33 322 Wijziging van de Meststoffenwet (invoering mestverwerkingsplicht)

F BRIEF VAN DE STAATSSECRETARIS VAN ECONOMISCHE ZAKEN

Aan de Voorzitter van de Eerste Kamer der Staten-Generaal

Den Haag, 10 december 2013

Op 3 december jl. heb ik u verzocht de wijziging van de Meststoffenwet nog dit jaar te behandelen. Ik heb toen aangegeven dat in verband met de samenhang tussen de mestverwerkingsplicht uit het wetsvoorstel en het bestaande gebruiksnormenstelsel, dat per kalenderjaar werkt, de introductie van de mestverwerkingsplicht niet anders kan geschieden dan gekoppeld aan kalenderjaren. De verwerkingsplicht ziet op verwerking gedurende een volledig kalenderjaar. Indien het stelsel in zou gaan op een datum gedurende een kalenderjaar, kan de verplichting niet worden gehandhaafd ten aanzien van datgene wat voor die datum verwerkt is. Het opleggen van een verwerkingsplicht gedurende een kalenderjaar sluit niet aan bij de praktijk, van met name, intermediaire ondernemers. Dit zou leiden tot uitstel tot 1 januari 2015.

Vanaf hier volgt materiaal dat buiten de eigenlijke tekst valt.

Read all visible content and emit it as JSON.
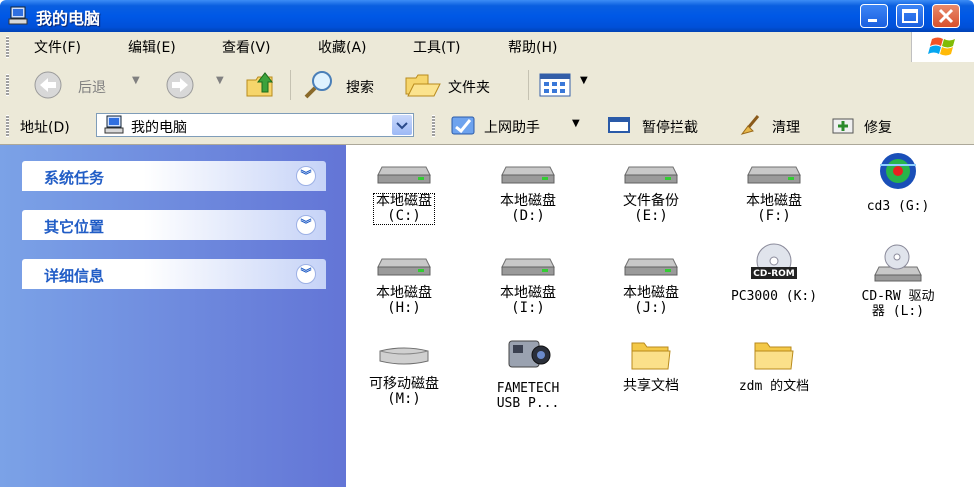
{
  "window": {
    "title": "我的电脑"
  },
  "menu": [
    "文件(F)",
    "编辑(E)",
    "查看(V)",
    "收藏(A)",
    "工具(T)",
    "帮助(H)"
  ],
  "toolbar": {
    "back": "后退",
    "search": "搜索",
    "folders": "文件夹"
  },
  "address": {
    "label": "地址(D)",
    "value": "我的电脑"
  },
  "helper": {
    "assistant": "上网助手",
    "block": "暂停拦截",
    "clean": "清理",
    "repair": "修复"
  },
  "sidebar": [
    "系统任务",
    "其它位置",
    "详细信息"
  ],
  "items": [
    {
      "line1": "本地磁盘",
      "line2": "(C:)",
      "type": "drive"
    },
    {
      "line1": "本地磁盘",
      "line2": "(D:)",
      "type": "drive"
    },
    {
      "line1": "文件备份",
      "line2": "(E:)",
      "type": "drive"
    },
    {
      "line1": "本地磁盘",
      "line2": "(F:)",
      "type": "drive"
    },
    {
      "line1": "cd3 (G:)",
      "line2": "",
      "type": "disc-app"
    },
    {
      "line1": "本地磁盘",
      "line2": "(H:)",
      "type": "drive"
    },
    {
      "line1": "本地磁盘",
      "line2": "(I:)",
      "type": "drive"
    },
    {
      "line1": "本地磁盘",
      "line2": "(J:)",
      "type": "drive"
    },
    {
      "line1": "PC3000 (K:)",
      "line2": "",
      "type": "cdrom"
    },
    {
      "line1": "CD-RW 驱动",
      "line2": "器 (L:)",
      "type": "cdrw"
    },
    {
      "line1": "可移动磁盘",
      "line2": "(M:)",
      "type": "removable"
    },
    {
      "line1": "FAMETECH",
      "line2": "USB P...",
      "type": "camera"
    },
    {
      "line1": "共享文档",
      "line2": "",
      "type": "folder"
    },
    {
      "line1": "zdm 的文档",
      "line2": "",
      "type": "folder"
    }
  ],
  "icons": {
    "cdrom_badge": "CD-ROM"
  }
}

In die brief heb ik ook aangegeven dat het van belang is dat het stelsel van verplichte mestverwerking al per 2014 in werking treedt zodat het nieuwe stelsel zich kan bewijzen in de situatie dat de stelsels voor productiebegrenzing (dierrechten en melkquota) van kracht zijn. In dat kader heeft Nederland in het vijfde actieprogramma (2014–2017) aangekondigd voor het oplossen van het mestprobleem de mestverwerkingsplicht in te zullen voeren met ingang van 2014. De mogelijkheid voor het verkrijgen van een derogatie is gekoppeld aan de aanvaarding van het actieprogramma door de Europese Commissie. Het is in dat kader van groot belang dat de Commissie zekerheid heeft over inwerkingtreding van de mestverwerkingsplicht met ingang van 1 januari 2014.

Ik wil uw Kamer nogmaals verzoeken de voorliggende wijziging van de Meststoffenwet tijdig te behandelen zodat de wet op 1 januari 2014, in plaats van per 1 januari 2015, in werking kan treden.